OUTLINES AND SUGGESTIVE COMMENTS
Sacrifice; literally, slaughter. But with slender exceptions, the slaughter is a slaughter for sacrifice.… He did not love the slaughtering of His Son upon the cross. He did not love the slaughtering of beasts year by year continually. On the contrary, He does love righteousness, and, therefore, He does love, in the severities that men impugn, that very element of right which is the attribute that they would bring into the question. Doing righteousness Himself, He prefers the right-doing of His creatures to any form of sacrifice or possible service they can ever render.—Miller.

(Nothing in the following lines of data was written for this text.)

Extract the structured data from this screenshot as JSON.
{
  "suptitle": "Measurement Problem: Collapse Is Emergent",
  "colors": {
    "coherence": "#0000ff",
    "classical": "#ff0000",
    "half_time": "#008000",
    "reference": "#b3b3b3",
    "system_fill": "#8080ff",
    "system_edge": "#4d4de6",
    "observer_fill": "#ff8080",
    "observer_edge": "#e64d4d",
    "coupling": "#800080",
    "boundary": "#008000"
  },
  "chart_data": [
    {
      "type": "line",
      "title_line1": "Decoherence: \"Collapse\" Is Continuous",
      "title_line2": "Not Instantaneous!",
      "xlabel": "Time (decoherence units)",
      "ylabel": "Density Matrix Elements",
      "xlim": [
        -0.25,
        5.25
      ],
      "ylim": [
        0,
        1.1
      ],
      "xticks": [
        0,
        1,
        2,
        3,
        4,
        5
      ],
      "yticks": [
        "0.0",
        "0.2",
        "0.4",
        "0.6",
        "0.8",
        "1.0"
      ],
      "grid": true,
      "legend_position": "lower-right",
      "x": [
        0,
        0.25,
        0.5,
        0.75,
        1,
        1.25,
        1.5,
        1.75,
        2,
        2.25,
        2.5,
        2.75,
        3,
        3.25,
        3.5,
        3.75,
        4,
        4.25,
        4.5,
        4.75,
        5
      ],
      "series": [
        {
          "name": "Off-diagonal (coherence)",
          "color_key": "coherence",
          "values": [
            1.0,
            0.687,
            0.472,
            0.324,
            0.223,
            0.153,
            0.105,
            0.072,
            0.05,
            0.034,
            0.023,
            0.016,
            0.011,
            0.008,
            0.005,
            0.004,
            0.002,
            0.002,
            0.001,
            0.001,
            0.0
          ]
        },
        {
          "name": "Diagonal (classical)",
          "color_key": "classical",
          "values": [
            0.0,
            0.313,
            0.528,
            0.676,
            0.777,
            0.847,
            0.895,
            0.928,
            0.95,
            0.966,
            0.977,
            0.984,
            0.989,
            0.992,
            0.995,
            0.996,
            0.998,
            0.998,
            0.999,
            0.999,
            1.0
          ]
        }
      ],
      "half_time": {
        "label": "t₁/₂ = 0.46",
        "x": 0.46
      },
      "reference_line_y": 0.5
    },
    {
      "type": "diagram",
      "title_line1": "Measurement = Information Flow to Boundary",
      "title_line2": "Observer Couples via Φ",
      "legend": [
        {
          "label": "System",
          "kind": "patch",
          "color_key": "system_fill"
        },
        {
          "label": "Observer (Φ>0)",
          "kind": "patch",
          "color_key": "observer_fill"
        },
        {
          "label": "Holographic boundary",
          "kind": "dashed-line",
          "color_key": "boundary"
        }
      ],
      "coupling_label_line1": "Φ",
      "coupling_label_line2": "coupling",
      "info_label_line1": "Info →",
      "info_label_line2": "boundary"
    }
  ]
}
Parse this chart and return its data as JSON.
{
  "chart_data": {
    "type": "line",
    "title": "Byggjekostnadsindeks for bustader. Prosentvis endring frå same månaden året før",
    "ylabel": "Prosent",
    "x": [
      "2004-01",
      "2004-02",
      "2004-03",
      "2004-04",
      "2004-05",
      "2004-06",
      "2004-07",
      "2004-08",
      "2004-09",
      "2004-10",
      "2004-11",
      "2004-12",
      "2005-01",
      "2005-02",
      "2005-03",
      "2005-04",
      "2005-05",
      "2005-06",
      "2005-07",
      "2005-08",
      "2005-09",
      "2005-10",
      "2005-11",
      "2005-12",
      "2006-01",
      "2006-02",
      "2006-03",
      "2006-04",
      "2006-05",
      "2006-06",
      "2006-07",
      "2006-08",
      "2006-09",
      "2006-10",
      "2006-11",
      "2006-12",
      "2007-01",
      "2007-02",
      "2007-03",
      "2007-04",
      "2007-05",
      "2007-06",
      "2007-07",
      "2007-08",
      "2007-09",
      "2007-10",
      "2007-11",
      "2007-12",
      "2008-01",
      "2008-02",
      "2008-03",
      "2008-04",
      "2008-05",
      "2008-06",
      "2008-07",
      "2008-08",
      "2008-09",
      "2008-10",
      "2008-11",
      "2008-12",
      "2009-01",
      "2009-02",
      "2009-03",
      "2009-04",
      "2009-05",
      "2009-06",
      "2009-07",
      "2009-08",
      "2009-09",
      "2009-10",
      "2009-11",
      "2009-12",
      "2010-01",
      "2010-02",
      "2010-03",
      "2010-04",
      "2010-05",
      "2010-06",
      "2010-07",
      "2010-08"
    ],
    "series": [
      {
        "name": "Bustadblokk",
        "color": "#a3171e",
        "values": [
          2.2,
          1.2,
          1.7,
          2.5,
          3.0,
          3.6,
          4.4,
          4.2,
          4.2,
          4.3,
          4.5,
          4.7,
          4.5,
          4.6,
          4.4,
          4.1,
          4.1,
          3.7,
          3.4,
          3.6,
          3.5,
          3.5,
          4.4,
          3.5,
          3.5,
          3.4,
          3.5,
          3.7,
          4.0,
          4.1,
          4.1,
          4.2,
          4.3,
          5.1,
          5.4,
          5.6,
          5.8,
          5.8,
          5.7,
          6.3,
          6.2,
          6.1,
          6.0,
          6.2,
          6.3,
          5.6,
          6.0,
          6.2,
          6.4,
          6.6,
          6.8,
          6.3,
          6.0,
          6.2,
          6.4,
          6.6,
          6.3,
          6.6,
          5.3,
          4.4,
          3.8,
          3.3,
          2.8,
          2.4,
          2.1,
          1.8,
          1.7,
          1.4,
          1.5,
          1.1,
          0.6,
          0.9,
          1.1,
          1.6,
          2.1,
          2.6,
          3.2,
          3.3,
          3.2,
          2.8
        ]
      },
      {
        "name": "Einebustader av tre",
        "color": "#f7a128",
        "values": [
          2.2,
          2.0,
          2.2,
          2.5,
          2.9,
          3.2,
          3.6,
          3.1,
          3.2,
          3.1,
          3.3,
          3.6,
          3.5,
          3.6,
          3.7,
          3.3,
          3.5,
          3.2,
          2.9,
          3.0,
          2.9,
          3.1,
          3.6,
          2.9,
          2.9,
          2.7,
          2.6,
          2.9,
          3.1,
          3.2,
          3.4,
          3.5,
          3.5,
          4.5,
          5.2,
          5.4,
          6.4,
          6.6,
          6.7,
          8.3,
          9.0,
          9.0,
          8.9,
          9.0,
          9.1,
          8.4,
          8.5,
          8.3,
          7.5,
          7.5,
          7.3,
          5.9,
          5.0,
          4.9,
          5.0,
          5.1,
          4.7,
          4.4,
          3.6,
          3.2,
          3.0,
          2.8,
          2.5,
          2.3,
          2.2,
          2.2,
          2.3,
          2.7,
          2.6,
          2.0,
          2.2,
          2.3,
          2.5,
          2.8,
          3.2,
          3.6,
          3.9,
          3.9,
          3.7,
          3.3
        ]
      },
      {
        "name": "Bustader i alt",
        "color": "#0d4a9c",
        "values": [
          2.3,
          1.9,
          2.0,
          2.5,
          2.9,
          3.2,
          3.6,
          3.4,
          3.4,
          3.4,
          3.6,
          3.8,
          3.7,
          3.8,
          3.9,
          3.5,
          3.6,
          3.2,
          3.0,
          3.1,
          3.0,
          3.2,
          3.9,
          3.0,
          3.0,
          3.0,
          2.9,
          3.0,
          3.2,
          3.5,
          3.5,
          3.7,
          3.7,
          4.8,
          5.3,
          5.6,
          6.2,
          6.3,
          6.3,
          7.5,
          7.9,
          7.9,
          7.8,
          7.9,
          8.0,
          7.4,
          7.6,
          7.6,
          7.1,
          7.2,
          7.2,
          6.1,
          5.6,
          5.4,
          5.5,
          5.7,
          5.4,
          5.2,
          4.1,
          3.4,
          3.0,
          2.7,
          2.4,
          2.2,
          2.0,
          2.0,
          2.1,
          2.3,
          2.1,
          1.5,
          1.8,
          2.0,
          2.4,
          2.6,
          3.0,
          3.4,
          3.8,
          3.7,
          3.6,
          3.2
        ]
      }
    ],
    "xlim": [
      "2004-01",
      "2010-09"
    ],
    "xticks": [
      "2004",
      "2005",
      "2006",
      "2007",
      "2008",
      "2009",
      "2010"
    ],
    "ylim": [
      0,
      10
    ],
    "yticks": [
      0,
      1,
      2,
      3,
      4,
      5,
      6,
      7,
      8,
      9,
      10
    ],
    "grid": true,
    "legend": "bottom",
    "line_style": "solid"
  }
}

“Sacrifice” at best is only circumstantially good—rectitude is essentially so. Sacrifice, at best, is only the means and expression of good; rectitude is goodness itself. God accepts the moral without the ceremonial, but never the ceremonial without the moral. The universe can exist without of the ceremonial, but not without the moral.—David Thomas.
This maxim of the Proverbs was a bold saying then—it is a bold saying still; but it well unites the wisdom of Solomon with that of his father in the 51st Psalm, and with the inspiration the later prophets.—Stanley.